Little to celebrate as construction and demolition remains deadly.
The number of workers killed in Britain last year has fallen, official statistics published today show.
Provisional data released by the Health and Safety Executive (HSE) reveals that a total of 148 workers were fatally injured between April 2012 and March 2013, compared with 172 in the previous year. Of these, 39 fatal injuries were recorded in the combined construction/demolition sector – a rate of 1.9 deaths per 100,000 workers, compared to an average of 53 deaths in the past five years and a decrease from the 48 deaths recorded in 2011/12.
The overall rate of fatal injury has dropped to 0.5 per 100,000 workers, below the five-year average of 0.6.
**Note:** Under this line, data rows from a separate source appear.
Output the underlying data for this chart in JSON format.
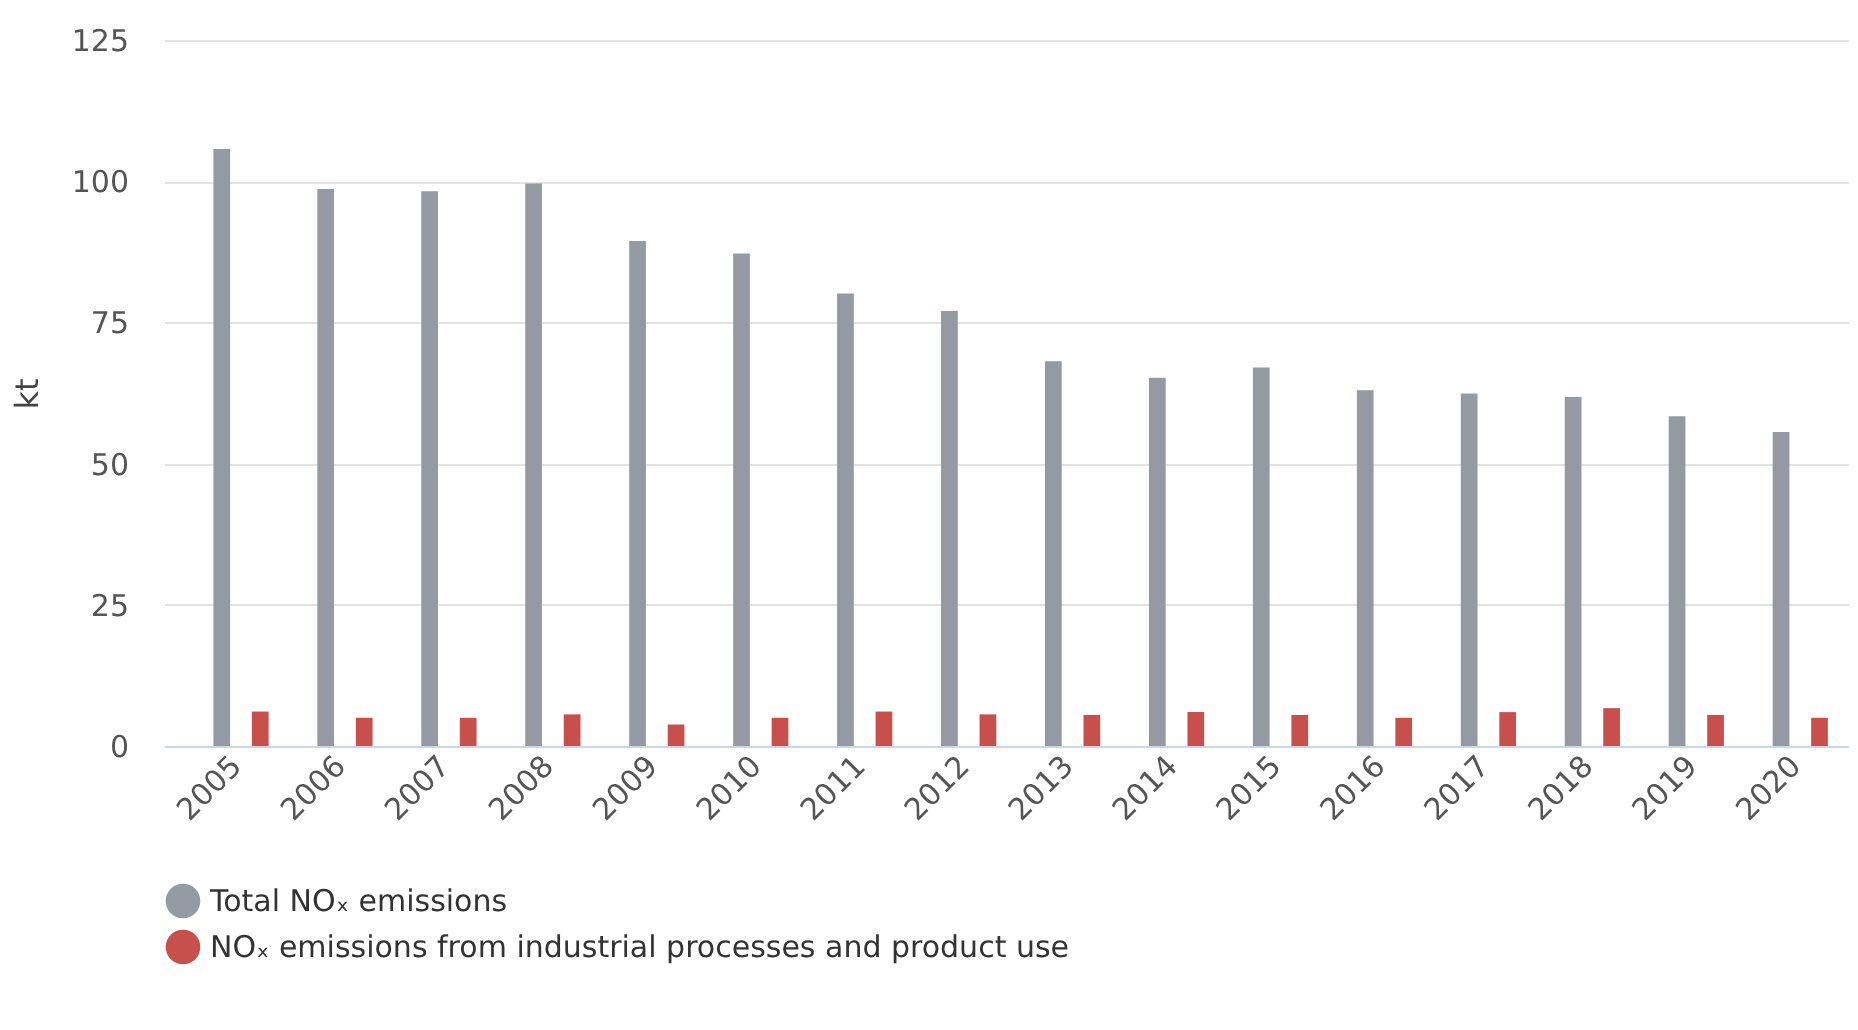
{
  "chart_data": {
    "type": "bar",
    "ylabel": "kt",
    "categories": [
      "2005",
      "2006",
      "2007",
      "2008",
      "2009",
      "2010",
      "2011",
      "2012",
      "2013",
      "2014",
      "2015",
      "2016",
      "2017",
      "2018",
      "2019",
      "2020"
    ],
    "series": [
      {
        "name": "Total NOₓ emissions",
        "color": "#939aa1",
        "values": [
          105.7,
          98.6,
          98.2,
          99.6,
          89.4,
          87.2,
          80.1,
          77.0,
          68.1,
          65.2,
          67.0,
          63.0,
          62.4,
          61.8,
          58.4,
          55.6
        ]
      },
      {
        "name": "NOₓ emissions from industrial processes and product use",
        "color": "#c8504c",
        "values": [
          6.1,
          5.0,
          5.0,
          5.6,
          3.8,
          5.0,
          6.1,
          5.6,
          5.5,
          6.0,
          5.5,
          5.0,
          6.0,
          6.7,
          5.5,
          5.0
        ]
      }
    ],
    "ylim": [
      0,
      125
    ],
    "yticks": [
      0,
      25,
      50,
      75,
      100,
      125
    ],
    "grid": "y",
    "legend": "bottom"
  }
}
Britain has had one of the lowest rates of fatal injuries to workers in leading industrial nations in Europe consistently for the last eight years.
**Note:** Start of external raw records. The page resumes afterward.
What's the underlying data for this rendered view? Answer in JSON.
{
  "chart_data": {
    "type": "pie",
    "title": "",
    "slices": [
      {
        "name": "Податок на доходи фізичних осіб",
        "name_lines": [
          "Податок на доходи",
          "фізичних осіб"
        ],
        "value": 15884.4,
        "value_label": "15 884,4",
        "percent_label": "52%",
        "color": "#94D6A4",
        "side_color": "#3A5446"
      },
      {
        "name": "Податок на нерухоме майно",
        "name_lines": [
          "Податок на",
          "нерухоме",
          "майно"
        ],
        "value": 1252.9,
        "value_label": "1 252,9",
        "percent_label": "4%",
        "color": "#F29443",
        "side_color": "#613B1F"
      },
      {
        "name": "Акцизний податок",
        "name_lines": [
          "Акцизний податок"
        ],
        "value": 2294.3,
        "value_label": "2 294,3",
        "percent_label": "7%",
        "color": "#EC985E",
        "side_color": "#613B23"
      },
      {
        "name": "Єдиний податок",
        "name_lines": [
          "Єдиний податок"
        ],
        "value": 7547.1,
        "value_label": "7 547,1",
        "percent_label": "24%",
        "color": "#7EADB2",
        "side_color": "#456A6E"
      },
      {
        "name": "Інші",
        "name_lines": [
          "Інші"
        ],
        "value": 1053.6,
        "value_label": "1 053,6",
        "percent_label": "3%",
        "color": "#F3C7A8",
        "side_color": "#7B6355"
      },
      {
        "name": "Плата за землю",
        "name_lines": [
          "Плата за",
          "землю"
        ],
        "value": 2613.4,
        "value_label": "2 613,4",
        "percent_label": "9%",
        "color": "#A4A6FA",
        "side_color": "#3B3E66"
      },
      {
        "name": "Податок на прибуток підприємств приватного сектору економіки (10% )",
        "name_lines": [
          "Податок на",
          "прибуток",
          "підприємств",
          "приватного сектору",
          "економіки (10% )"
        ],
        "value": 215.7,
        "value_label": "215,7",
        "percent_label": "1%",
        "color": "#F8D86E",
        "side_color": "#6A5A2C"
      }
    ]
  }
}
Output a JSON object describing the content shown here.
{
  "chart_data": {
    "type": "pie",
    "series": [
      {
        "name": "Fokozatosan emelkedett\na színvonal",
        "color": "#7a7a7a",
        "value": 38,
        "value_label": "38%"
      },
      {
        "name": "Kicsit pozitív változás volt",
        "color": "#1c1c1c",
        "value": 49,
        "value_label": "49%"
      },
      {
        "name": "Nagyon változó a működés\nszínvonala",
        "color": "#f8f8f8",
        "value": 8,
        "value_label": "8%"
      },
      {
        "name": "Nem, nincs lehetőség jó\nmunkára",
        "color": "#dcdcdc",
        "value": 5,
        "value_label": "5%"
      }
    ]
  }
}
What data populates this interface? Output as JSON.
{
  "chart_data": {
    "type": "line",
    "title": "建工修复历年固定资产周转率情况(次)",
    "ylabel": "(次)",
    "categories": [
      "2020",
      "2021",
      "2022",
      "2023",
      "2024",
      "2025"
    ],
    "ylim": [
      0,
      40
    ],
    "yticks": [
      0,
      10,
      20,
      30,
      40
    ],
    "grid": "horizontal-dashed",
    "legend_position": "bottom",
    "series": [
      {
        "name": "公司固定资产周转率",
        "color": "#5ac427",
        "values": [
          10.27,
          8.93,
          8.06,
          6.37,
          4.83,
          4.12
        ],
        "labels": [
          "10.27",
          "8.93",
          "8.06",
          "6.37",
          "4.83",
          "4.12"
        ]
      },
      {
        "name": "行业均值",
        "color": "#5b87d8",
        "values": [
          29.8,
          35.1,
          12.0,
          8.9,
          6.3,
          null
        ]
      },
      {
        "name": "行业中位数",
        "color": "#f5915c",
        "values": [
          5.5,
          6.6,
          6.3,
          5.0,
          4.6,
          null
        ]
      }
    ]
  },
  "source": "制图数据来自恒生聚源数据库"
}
“These figures are being published in the same week as the 25th anniversary of the Piper Alpha disaster, and are a reminder to us all of why health and safety is so important. Although the number of people killed at work has dropped significantly, last year 148 people failed to return home to their loved ones,” says HSE chair Judith Hackitt. “The fact that Britain continues to have one of the lowest levels of workplace fatalities in Europe will be of little consolation to those who lose family members, friends and work colleagues.”